OCR postcorrection task 1
This is a BertForTokenClassification model that predicts whether a token is an OCR mistake or not. It is based on bert-base-multilingual-cased and finetuned on the dataset of the 2019 ICDAR competition on post-OCR correction. It contains texts in the following languages:
- BG
- CZ
- DE
- EN
- ES
- FI
- FR
- NL
- PL
- SL
10% of the texts (stratified on language) were selected for validation. The test set is as provided.
The training data consists of (partially overlapping) sequences of 150 tokens. Only sequences with a normalized editdistance of < 0.3 were included in the train and validation set. The test set was not filtered on editdistance.
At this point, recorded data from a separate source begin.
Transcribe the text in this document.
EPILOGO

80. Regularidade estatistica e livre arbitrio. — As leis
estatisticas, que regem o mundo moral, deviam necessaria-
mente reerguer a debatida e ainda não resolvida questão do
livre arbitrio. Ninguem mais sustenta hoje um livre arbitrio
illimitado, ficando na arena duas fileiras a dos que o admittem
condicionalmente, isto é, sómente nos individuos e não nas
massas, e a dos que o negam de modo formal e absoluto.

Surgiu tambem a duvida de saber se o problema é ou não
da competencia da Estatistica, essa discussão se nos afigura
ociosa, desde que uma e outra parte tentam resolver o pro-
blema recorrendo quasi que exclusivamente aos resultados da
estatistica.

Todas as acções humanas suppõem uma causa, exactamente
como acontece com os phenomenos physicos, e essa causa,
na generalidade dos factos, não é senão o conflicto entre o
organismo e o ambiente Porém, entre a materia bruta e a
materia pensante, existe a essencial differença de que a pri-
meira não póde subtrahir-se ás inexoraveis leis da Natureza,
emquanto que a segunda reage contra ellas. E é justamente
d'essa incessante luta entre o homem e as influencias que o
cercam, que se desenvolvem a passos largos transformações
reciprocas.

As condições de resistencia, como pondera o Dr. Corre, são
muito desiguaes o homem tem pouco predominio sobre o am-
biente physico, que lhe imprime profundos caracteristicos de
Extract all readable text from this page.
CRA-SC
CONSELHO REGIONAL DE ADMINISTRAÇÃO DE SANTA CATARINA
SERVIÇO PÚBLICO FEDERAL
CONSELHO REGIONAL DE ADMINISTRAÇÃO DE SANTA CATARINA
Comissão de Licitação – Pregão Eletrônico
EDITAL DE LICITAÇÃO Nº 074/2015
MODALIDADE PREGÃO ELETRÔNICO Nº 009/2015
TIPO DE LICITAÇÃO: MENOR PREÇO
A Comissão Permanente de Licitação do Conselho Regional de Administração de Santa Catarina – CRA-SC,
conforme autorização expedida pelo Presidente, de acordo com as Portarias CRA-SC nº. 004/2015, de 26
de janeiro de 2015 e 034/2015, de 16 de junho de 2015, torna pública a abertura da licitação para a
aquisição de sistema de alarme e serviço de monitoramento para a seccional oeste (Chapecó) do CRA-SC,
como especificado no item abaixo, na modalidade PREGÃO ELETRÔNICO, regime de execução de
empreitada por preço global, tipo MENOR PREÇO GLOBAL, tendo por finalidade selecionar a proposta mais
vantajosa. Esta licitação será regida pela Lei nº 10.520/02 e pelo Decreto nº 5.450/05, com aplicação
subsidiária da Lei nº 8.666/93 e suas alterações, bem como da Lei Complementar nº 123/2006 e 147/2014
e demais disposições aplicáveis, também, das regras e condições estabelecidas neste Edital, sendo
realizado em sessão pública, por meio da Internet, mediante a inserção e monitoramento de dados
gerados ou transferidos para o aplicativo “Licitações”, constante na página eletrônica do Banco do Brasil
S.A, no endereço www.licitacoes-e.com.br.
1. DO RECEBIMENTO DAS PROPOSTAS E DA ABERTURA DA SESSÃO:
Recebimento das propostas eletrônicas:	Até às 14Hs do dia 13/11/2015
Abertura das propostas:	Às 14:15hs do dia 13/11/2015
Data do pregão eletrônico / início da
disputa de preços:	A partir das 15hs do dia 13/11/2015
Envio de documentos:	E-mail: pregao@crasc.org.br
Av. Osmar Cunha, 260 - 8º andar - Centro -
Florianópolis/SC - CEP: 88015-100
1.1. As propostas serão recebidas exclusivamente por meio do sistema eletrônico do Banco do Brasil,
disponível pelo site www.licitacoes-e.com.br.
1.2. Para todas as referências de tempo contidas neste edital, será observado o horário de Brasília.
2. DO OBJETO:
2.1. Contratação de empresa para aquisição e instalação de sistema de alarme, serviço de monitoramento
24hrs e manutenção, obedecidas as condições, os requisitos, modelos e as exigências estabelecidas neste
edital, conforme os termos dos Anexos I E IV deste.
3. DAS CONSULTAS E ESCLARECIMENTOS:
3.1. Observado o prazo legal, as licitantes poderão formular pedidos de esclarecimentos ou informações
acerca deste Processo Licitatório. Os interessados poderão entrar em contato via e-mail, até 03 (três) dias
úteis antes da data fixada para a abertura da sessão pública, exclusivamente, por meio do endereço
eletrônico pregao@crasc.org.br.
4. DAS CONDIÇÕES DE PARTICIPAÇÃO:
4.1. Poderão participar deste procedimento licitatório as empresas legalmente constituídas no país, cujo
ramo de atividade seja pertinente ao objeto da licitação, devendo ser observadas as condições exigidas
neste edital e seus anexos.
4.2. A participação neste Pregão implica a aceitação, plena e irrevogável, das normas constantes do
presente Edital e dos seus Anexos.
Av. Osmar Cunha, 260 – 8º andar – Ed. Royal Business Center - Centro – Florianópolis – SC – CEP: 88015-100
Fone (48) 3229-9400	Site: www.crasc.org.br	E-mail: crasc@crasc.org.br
There are 3 classes in the data:
- 0: No OCR mistake
- 1: Start token of an OCR mistake
- 2: Inside token of an OCR mistake
Results
Set | Loss |
---|---|
Train | 0.224500 |
Val | 0.285791 |
Test | 0.4178357720375061 |
Average F1 by language:
BG | CZ | DE | EN | ES | FI | FR | NL | PL | SL |
---|---|---|---|---|---|---|---|---|---|
0.74 | 0.69 | 0.96 | 0.67 | 0.63 | 0.83 | 0.65 | 0.69 | 0.8 | 0.69 |